HIROHITO (1901-1989), born Michinomiya Hirohito, Japanese emperor during World War II, was originally designated as "Showa" or "Enlightened Peace". He became emperor in 1926 following the death of his father Taisho. Despite having supreme authority in Japan, he did little more than to ratify the policies of his ministers. Historians debate Hirohito's role in Japan's expansionist policies, which began in 1931 and one of the major causes of World War II. Some say he didn't support Japan's imperialist ambitions but was powerless to stop hawkish officials in the military and government. Others say he was intimately involved in Japan's empire building. However, Hirohito did urge for peace in 1945, when Japan was all but defeated by the United States and became the first Japanese emperor to be heard on radio when he announced Japan's surrender on Aug. 15, 1945. He also became the first Japanese emperor to repudiate the divinity of Japan's emperors, one of the conditions of surrender. The U. S. forced Japan to become a constitutional monarchy, and the emperor's powers were severely reduced.
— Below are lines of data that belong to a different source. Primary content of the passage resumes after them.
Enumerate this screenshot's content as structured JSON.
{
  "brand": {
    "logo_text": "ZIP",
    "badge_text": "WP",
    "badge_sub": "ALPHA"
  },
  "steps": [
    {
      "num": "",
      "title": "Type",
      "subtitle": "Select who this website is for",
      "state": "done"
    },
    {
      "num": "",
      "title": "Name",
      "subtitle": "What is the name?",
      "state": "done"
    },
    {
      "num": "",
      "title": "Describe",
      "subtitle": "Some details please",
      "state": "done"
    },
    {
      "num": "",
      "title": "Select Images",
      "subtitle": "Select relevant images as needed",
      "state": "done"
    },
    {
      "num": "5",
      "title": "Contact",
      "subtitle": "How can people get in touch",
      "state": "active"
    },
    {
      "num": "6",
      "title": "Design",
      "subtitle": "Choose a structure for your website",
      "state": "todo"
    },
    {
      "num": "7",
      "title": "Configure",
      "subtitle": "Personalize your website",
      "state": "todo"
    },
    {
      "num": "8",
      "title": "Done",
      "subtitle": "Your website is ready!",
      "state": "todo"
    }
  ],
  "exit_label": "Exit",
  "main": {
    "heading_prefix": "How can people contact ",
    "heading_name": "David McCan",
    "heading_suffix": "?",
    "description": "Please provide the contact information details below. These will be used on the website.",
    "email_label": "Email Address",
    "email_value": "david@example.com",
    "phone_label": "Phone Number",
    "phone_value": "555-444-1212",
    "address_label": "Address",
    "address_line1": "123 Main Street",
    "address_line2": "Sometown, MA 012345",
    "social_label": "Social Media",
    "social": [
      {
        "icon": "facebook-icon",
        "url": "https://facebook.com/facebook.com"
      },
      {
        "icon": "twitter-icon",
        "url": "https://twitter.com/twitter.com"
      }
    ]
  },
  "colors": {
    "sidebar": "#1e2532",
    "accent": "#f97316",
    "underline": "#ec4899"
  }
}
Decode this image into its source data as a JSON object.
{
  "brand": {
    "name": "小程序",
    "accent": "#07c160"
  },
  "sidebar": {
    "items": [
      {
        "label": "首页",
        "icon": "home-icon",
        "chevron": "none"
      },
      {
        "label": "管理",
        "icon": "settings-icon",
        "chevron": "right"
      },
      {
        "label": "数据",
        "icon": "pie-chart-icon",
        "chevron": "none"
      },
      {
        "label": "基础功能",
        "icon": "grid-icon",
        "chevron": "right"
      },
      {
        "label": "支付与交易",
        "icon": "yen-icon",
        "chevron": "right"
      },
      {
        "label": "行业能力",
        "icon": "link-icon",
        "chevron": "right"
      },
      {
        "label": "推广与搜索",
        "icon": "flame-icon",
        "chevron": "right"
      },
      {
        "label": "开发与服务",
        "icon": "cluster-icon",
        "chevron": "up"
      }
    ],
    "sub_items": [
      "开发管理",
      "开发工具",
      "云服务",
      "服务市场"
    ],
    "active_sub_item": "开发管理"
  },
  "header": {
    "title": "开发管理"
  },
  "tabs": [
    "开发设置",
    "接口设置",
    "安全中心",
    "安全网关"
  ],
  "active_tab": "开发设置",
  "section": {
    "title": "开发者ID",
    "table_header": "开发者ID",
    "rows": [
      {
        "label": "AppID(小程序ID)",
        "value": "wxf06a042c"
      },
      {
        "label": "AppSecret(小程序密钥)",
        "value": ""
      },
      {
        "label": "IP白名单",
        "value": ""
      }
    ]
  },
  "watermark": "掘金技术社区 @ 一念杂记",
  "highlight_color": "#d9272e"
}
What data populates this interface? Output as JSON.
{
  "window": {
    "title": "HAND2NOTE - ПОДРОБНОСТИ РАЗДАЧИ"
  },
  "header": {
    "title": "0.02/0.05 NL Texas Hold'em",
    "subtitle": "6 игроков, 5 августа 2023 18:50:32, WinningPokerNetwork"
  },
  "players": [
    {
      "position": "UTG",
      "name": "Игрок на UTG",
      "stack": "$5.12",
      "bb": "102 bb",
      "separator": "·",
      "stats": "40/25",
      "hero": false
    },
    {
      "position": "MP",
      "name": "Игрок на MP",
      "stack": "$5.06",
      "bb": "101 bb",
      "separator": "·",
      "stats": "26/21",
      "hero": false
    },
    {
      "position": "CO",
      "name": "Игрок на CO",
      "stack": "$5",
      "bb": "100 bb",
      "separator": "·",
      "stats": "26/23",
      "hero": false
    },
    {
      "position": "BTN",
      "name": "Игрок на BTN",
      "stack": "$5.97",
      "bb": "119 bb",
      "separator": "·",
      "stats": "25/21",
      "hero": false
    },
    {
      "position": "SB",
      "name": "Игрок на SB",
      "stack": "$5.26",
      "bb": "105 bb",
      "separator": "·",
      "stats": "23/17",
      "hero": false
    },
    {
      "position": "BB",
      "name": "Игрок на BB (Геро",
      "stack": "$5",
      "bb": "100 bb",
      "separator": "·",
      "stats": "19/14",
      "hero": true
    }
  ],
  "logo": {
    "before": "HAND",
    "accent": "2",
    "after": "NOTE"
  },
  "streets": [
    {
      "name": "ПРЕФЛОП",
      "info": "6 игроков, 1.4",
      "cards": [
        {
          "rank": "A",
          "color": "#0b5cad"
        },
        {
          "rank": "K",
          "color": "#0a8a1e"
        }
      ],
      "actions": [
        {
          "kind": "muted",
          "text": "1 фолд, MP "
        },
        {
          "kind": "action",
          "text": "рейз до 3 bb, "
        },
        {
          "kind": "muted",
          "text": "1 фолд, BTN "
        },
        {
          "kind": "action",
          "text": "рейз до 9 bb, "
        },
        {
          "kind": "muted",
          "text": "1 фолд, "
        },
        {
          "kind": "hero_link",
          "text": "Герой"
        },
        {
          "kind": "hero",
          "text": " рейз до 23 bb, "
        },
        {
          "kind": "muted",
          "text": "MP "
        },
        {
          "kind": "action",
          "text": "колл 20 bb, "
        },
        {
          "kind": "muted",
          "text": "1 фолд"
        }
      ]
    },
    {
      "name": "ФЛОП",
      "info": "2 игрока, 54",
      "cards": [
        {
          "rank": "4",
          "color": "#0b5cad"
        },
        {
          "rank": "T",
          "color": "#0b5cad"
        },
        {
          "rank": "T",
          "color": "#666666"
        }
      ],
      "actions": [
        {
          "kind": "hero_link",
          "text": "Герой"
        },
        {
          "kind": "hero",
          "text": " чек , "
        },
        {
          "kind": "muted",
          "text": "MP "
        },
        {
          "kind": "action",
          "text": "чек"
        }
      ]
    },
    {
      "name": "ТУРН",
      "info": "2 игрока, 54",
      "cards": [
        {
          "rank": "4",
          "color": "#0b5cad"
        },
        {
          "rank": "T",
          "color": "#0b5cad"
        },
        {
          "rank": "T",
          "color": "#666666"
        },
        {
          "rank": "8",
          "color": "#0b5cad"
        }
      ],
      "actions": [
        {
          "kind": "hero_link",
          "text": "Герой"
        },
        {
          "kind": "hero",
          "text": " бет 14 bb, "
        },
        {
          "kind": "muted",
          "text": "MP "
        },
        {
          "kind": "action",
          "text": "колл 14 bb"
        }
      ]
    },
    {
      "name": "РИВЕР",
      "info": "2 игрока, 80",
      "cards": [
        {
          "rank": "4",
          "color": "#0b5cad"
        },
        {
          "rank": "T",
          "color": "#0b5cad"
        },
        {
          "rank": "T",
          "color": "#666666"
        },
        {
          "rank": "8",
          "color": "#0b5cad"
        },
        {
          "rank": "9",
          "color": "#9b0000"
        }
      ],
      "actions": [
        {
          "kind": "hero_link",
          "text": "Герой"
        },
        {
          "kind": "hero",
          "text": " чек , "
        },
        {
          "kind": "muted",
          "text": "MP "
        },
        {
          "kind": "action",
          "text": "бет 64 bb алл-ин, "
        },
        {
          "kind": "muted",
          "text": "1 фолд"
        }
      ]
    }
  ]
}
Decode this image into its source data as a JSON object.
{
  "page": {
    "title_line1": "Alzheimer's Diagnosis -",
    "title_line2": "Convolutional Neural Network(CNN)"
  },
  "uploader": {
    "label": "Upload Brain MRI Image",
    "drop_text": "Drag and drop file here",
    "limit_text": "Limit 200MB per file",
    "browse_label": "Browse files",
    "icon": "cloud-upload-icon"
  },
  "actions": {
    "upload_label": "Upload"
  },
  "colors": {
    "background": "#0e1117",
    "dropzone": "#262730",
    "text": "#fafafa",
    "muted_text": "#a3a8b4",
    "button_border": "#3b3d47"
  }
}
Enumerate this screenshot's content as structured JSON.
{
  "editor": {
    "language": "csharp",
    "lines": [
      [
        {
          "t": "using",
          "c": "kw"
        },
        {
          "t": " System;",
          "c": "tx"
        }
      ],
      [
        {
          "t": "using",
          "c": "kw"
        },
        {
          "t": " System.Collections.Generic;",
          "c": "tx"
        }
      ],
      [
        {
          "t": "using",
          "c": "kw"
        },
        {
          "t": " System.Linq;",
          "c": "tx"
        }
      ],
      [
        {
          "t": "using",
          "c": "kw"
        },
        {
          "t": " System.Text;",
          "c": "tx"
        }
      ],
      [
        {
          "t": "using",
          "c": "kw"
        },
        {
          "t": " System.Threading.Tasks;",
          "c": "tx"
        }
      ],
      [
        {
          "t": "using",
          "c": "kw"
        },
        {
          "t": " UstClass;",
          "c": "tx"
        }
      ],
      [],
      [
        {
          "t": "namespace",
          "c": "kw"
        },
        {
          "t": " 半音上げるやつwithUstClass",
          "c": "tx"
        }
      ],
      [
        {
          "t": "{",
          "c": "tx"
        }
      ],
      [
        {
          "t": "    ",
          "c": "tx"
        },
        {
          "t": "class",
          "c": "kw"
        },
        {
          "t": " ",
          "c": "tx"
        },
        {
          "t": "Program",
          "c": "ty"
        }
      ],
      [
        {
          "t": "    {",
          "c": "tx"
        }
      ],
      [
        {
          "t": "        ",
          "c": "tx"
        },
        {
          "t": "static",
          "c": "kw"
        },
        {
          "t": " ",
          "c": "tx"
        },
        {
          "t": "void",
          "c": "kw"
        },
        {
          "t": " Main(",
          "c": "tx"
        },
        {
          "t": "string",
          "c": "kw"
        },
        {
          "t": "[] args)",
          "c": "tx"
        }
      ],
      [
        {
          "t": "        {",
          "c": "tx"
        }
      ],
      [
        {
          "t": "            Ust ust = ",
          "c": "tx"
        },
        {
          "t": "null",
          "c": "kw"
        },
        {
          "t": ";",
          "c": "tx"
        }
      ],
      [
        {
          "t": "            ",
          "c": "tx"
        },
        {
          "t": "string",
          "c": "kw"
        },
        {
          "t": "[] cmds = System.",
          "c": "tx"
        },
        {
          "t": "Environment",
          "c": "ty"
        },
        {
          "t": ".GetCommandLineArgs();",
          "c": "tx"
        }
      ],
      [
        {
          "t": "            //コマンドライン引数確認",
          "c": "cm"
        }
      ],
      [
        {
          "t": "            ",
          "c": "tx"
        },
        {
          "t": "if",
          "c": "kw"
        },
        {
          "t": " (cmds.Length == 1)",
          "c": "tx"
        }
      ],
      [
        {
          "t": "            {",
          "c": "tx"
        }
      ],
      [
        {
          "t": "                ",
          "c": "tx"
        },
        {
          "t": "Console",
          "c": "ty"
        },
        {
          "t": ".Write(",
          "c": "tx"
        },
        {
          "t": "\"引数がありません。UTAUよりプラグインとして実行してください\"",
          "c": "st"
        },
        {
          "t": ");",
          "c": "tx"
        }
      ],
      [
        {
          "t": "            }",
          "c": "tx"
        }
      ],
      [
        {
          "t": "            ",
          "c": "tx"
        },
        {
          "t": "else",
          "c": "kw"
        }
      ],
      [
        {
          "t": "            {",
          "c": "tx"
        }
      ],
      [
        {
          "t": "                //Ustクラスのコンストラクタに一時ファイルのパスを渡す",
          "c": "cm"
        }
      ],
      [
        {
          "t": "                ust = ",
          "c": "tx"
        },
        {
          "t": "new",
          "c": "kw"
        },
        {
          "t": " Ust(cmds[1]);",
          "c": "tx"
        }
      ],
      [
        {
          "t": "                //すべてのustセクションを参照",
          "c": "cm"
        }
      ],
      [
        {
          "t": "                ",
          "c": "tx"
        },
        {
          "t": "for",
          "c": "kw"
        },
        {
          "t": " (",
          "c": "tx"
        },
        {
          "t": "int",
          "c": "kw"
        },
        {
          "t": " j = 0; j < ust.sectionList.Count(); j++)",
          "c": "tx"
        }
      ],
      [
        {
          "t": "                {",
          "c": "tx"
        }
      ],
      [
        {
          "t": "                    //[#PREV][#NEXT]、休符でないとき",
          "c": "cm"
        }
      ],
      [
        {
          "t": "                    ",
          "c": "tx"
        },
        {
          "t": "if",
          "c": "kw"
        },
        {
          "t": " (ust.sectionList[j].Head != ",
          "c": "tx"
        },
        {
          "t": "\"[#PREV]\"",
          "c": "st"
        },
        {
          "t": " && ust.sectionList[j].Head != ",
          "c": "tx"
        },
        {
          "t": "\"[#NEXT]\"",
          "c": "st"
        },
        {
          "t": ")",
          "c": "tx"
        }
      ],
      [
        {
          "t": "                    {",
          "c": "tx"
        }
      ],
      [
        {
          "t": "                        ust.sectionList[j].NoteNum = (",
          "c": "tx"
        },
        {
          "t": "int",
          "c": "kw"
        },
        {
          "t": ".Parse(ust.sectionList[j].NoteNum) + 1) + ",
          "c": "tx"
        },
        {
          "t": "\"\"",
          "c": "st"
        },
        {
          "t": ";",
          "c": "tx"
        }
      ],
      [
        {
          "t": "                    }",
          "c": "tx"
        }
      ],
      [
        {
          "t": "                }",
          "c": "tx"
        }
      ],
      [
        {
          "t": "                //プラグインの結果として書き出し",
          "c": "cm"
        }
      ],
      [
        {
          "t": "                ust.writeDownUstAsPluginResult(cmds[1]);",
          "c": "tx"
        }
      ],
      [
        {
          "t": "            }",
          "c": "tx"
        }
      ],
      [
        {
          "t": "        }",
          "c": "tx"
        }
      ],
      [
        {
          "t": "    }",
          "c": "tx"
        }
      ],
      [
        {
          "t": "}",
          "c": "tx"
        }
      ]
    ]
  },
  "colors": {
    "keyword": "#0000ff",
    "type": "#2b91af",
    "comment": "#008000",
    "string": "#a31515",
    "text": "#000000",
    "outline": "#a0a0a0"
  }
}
Apparently, Hirohito adapted fairly well to his postwar status and tried to bring the Japanese people closer to the imperial family. His reign after World War II included numerous public appearances and the publication of his personal and family history. Hirohito's reign, the longest reign of any emperor in Japanese history, ended with his death in 1989; he was succeeded by his eldest son, Tsugu Akihito.